PORTLAND, Ore. (KOIN) — There are 32,472 convicted sex offenders in Oregon. About 100 more sex offenders are added every month. Now, even after 7 years of work, the Oregon Parole Board has more than 20,000 sex offenders that remain unclassified at risk levels.
The parole board simply can’t keep up with the thousands of sex offenders who need to be classified as low, moderate or high risk. That’s even though it’s not doing more extensive evaluations of people like Richard Gillmore, aka The Jogger Rapist, to evaluate their current psychological status.
Gillmore, due to be released from prison December 16 after 36 years, was classified as a low-level sex offender based on a 10-question assessment by the parole board. That assessment, called the Static-99R, does not penalize Gillmore for the 7 or 8 prior crimes he admitted beyond his one conviction for attacking Tiffany Edens when she was 13.
The statute of limitations ran out for the other victims, and those cases are not counted under the guidelines devised by Canadian researchers behind the Static-99R.
The score sheet is the only tool the Oregon Parole Board uses to determine whether sex offenders are low, moderate or high risk to re-offend.
And the parole board is buried in evaluations.
“At our current staffing levels you would see we would finish in approximatley 43-and-a-half years,” Oregon Parole Board Executive Director Dylan Arthur told the legislature in 2019.
Use of the Static-99R is supposed to thin the list so police know who to watch most closely.
“There were all these people on the sex offender registry who posed no threat, based on an evidence based review of their risk,” Oregon House Judiciary Committee Chair Jennifer Williamson said in 2019. “Law enforcement said at the time, we can’t do anything with these people. So you need to narrow it down and get people off the registry who shouldn’t be on the registry.”
Arthur told the legislature he needed 30 more staff members at a cost of $11 million to get through the backlog. But the funding never came.

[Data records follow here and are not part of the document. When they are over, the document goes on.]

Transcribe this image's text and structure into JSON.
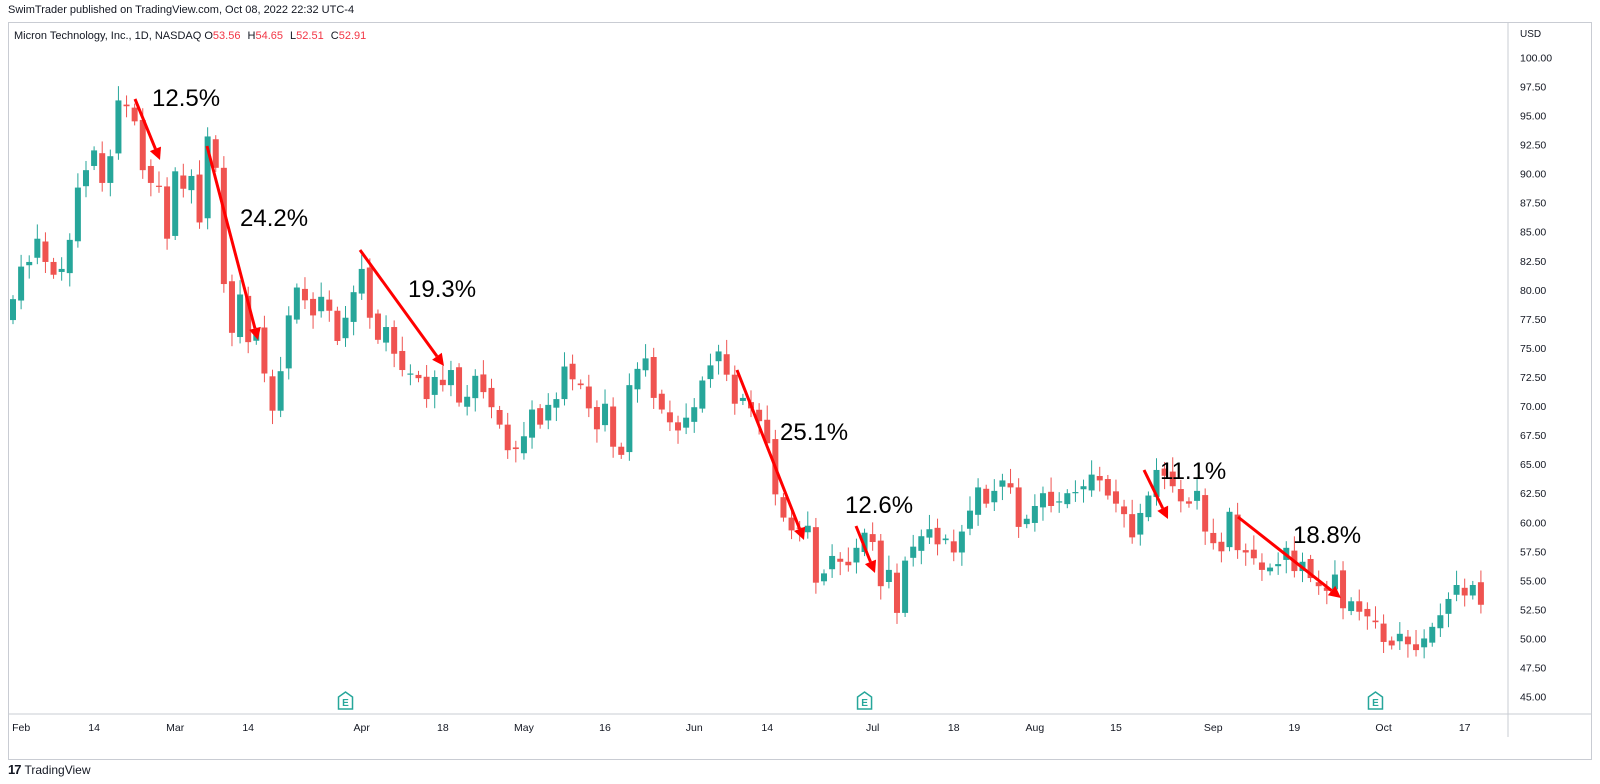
{
  "header": {
    "published": "SwimTrader published on TradingView.com, Oct 08, 2022 22:32 UTC-4"
  },
  "legend": {
    "symbol": "Micron Technology, Inc., 1D, NASDAQ",
    "open_label": "O",
    "open": "53.56",
    "high_label": "H",
    "high": "54.65",
    "low_label": "L",
    "low": "52.51",
    "close_label": "C",
    "close": "52.91"
  },
  "footer": {
    "logo_text": "TradingView",
    "logo_mark": "17"
  },
  "colors": {
    "up": "#26a69a",
    "down": "#ef5350",
    "arrow": "#ff0000",
    "grid": "#e0e3eb",
    "axis_text": "#131722"
  },
  "chart_data": {
    "type": "candlestick",
    "currency_label": "USD",
    "ylim": [
      43.5,
      101.5
    ],
    "y_ticks": [
      "100.00",
      "97.50",
      "95.00",
      "92.50",
      "90.00",
      "87.50",
      "85.00",
      "82.50",
      "80.00",
      "77.50",
      "75.00",
      "72.50",
      "70.00",
      "67.50",
      "65.00",
      "62.50",
      "60.00",
      "57.50",
      "55.00",
      "52.50",
      "50.00",
      "47.50",
      "45.00"
    ],
    "x_ticks": [
      {
        "label": "Feb",
        "index": 1
      },
      {
        "label": "14",
        "index": 10
      },
      {
        "label": "Mar",
        "index": 20
      },
      {
        "label": "14",
        "index": 29
      },
      {
        "label": "Apr",
        "index": 43
      },
      {
        "label": "18",
        "index": 53
      },
      {
        "label": "May",
        "index": 63
      },
      {
        "label": "16",
        "index": 73
      },
      {
        "label": "Jun",
        "index": 84
      },
      {
        "label": "14",
        "index": 93
      },
      {
        "label": "Jul",
        "index": 106
      },
      {
        "label": "18",
        "index": 116
      },
      {
        "label": "Aug",
        "index": 126
      },
      {
        "label": "15",
        "index": 136
      },
      {
        "label": "Sep",
        "index": 148
      },
      {
        "label": "19",
        "index": 158
      },
      {
        "label": "Oct",
        "index": 169
      },
      {
        "label": "17",
        "index": 179
      }
    ],
    "earnings_markers": [
      {
        "label": "E",
        "index": 41
      },
      {
        "label": "E",
        "index": 105
      },
      {
        "label": "E",
        "index": 168
      }
    ],
    "closes": [
      79.2,
      82.0,
      82.4,
      84.4,
      82.4,
      81.3,
      81.8,
      84.3,
      88.8,
      90.3,
      92.0,
      89.2,
      91.5,
      96.3,
      95.8,
      94.5,
      90.3,
      89.2,
      88.9,
      84.4,
      90.2,
      88.7,
      89.8,
      85.8,
      93.2,
      90.5,
      80.5,
      76.3,
      79.6,
      75.5,
      76.4,
      72.8,
      69.6,
      73.0,
      77.8,
      80.2,
      79.1,
      77.8,
      79.4,
      78.2,
      75.6,
      77.6,
      79.8,
      81.8,
      77.6,
      75.7,
      76.8,
      74.5,
      73.1,
      72.8,
      72.4,
      70.6,
      72.5,
      71.8,
      73.1,
      70.3,
      70.8,
      72.6,
      71.2,
      69.9,
      68.4,
      66.2,
      66.3,
      67.4,
      69.7,
      68.4,
      70.1,
      70.6,
      73.4,
      72.3,
      71.8,
      69.8,
      68.0,
      70.2,
      66.5,
      65.8,
      71.8,
      73.2,
      74.1,
      70.7,
      69.7,
      68.6,
      67.9,
      69.0,
      69.9,
      72.2,
      73.5,
      74.7,
      72.7,
      70.2,
      70.7,
      69.8,
      68.7,
      66.8,
      62.4,
      60.4,
      59.3,
      59.5,
      59.7,
      54.8,
      55.6,
      57.1,
      56.6,
      56.3,
      57.8,
      59.1,
      58.3,
      54.5,
      55.9,
      52.2,
      56.7,
      57.9,
      58.8,
      59.4,
      58.1,
      58.6,
      57.4,
      59.2,
      61.0,
      63.0,
      61.6,
      62.7,
      63.6,
      63.0,
      59.6,
      60.3,
      61.4,
      62.5,
      61.4,
      61.8,
      62.5,
      62.6,
      63.1,
      64.1,
      63.6,
      62.3,
      61.6,
      60.7,
      58.7,
      60.8,
      62.3,
      64.5,
      64.0,
      63.1,
      61.8,
      61.6,
      62.7,
      59.2,
      58.2,
      57.5,
      60.9,
      57.6,
      57.4,
      56.9,
      55.9,
      56.1,
      56.4,
      57.8,
      55.8,
      56.6,
      55.2,
      54.5,
      54.1,
      55.5,
      52.6,
      53.2,
      52.3,
      51.9,
      51.4,
      49.7,
      49.4,
      50.4,
      49.5,
      49.0,
      50.0,
      51.0,
      52.0,
      53.4,
      54.6,
      53.7,
      54.6,
      52.9
    ],
    "annotations": [
      {
        "label": "12.5%"
      },
      {
        "label": "24.2%"
      },
      {
        "label": "19.3%"
      },
      {
        "label": "25.1%"
      },
      {
        "label": "12.6%"
      },
      {
        "label": "11.1%"
      },
      {
        "label": "18.8%"
      }
    ]
  }
}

Dr. Maaike Helmus, a Ph.D with the Canadian non-profit Society for the Advancement of Actuarial Risk Needs Assessment, said there’s “no feasible way” of doing a detailed psychological assessment of every offender with such a backlog.
“And so having an efficient way to reliably sort them in their risk to re-offend is, in my opinion, a sensible use of resources,” Helmus told KOIN 6 News.
Asked if it’s appropriate to use just this one tool, Helmus said that in that specific context, “I do think that it’s defensible.”
But she also said that if someone was ranked as high risk from this test, they should be evaluated further.
“Depending on the resources available,” she said, “I think that could be a wise thing to do.”
Overall, Gillmore scored a 0 on the Static-99R, in the middle of the low-risk zone. To a lay person without extensive training on how to perform the test, Gillmore would seem to score a 6, or high risk.
He gets a lot of credit for being 63, when criminal behavior typically burns out.
But 3 of his victims — Danielle Tudor, Colleen Kelly and Tiffany Edens — have fought so long against the Oregon Parole Board and don’t trust Gillmore regardless of his age, and note he has had many disturbing psychological evaluations.
“Maybe try to come up with a different plan when they’re dealing with sexually sadistic, dangerous criminals,” Edens said.
Multnomah County officials told KOIN 6 News Gillmore will get additional testing and will be placed in a high-risk supervision plan. That includes making him wear a GPS electronic monitor to restrict his movement within the community. He will also have a strict curfew and regular check-ins.